Editor-In-Chief of Cannabis & Tech Today Charles Warner virtually sat down with cannabis innovators, Aaron Mullins, Douglas Marvin, Marc Paynter, and Josh Conley, to discuss the future of cannabis trends, technology, and forward-thinking facility design. In the hour-long webinar, titled The Future of Commercial Cannabis Cultivation, panelists discussed a variety of topics, including debating the age-old comparison of indoor cultivation and greenhouse operations and which is the superior method of growing.
Aaron Mullins, systems coordinator at the full-service cannabis consulting firm Next Big Crop, told the panel that the environment in which you build your facility decides whether it would make more sense to grow in a greenhouse or indoor facility. For example, Mullins explains that in places like New York, he would recommend an indoor operation, as you would have to put in almost as much money into a hybrid greenhouse as you would in an indoor cultivation.

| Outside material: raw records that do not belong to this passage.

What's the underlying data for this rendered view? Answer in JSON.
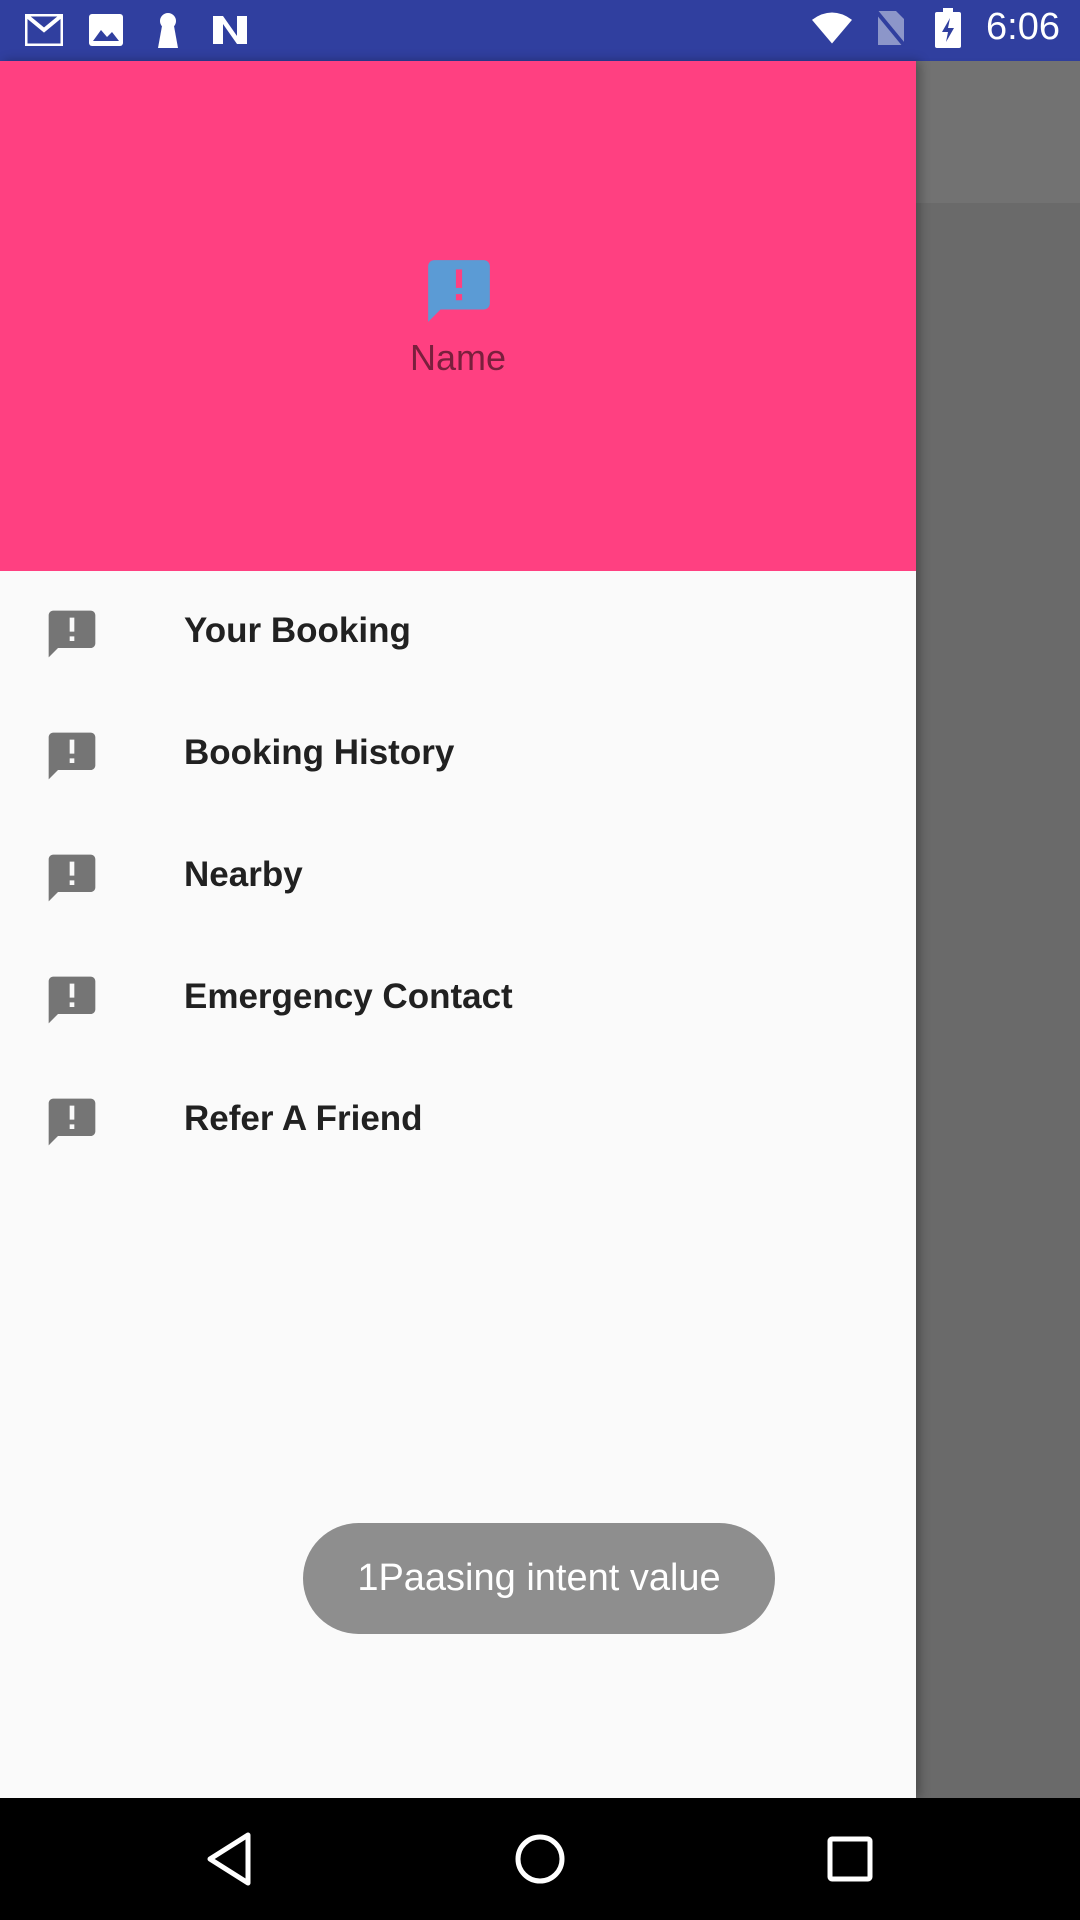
{
  "status_bar": {
    "time": "6:06",
    "left_icons": [
      "gmail-icon",
      "gallery-icon",
      "keyhole-icon",
      "n-icon"
    ],
    "right_icons": [
      "wifi-icon",
      "no-sim-icon",
      "battery-charging-icon"
    ],
    "background": "#303f9f"
  },
  "drawer": {
    "header": {
      "name": "Name",
      "icon": "feedback-icon",
      "background": "#ff4081"
    },
    "items": [
      {
        "label": "Your Booking",
        "icon": "feedback-icon"
      },
      {
        "label": "Booking History",
        "icon": "feedback-icon"
      },
      {
        "label": "Nearby",
        "icon": "feedback-icon"
      },
      {
        "label": "Emergency Contact",
        "icon": "feedback-icon"
      },
      {
        "label": "Refer A Friend",
        "icon": "feedback-icon"
      }
    ]
  },
  "toast": {
    "message": "1Paasing intent value"
  },
  "nav_bar": {
    "buttons": [
      "back-icon",
      "home-icon",
      "recents-icon"
    ]
  }
}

“In places like southern Colorado or southern California, those places are wonderful for greenhouses because you get all this free energy from the sun,” said Mullins. “They’re a lot more energy efficient if you understand how to run them and you can produce some super high-quality product out of them.”
Josh Conley, who is the founder of Next G3N Greenhouses, said the major difference that he sees is that with a greenhouse, you’re going to have to deal with the environment. Relying on the outside elements, such as using the sun or cool air, can be the most efficient method of cooling and heating the greenhouse.
“With an indoor facility, you basically have a sealed environment with air conditioners that are keeping it constant the entire time,” said Conley. “So, location is a huge key and design is a huge key.”
Conley is a third-generation greenhouse manufacturer and was basically born into the greenhouse business. Due to his close ties with the industry, Warner asked Conley whether greenhouses will be the future of cannabis. Being a greenhouse manufacturer, Conley admits that while he’d like to say that indoor facilities are a way of the past, that’s just simply not going to be the case.
“I think there’s always going to be a place for indoor [growing] based on location, or just what a grower or operator’s preference is,” said Conley.
While there’s still a desire for indoor facilities, Conley said that he’s seen a tremendous shift toward greenhouses in the last five years. Conley said he’s starting to see a lot of people improve their greenhouse-growing skills as more states are legalizing.
“There’s been a learning curve there. We’re seeing people being able to step up into that learning curve and really start to produce high-quality flower,” said Conley.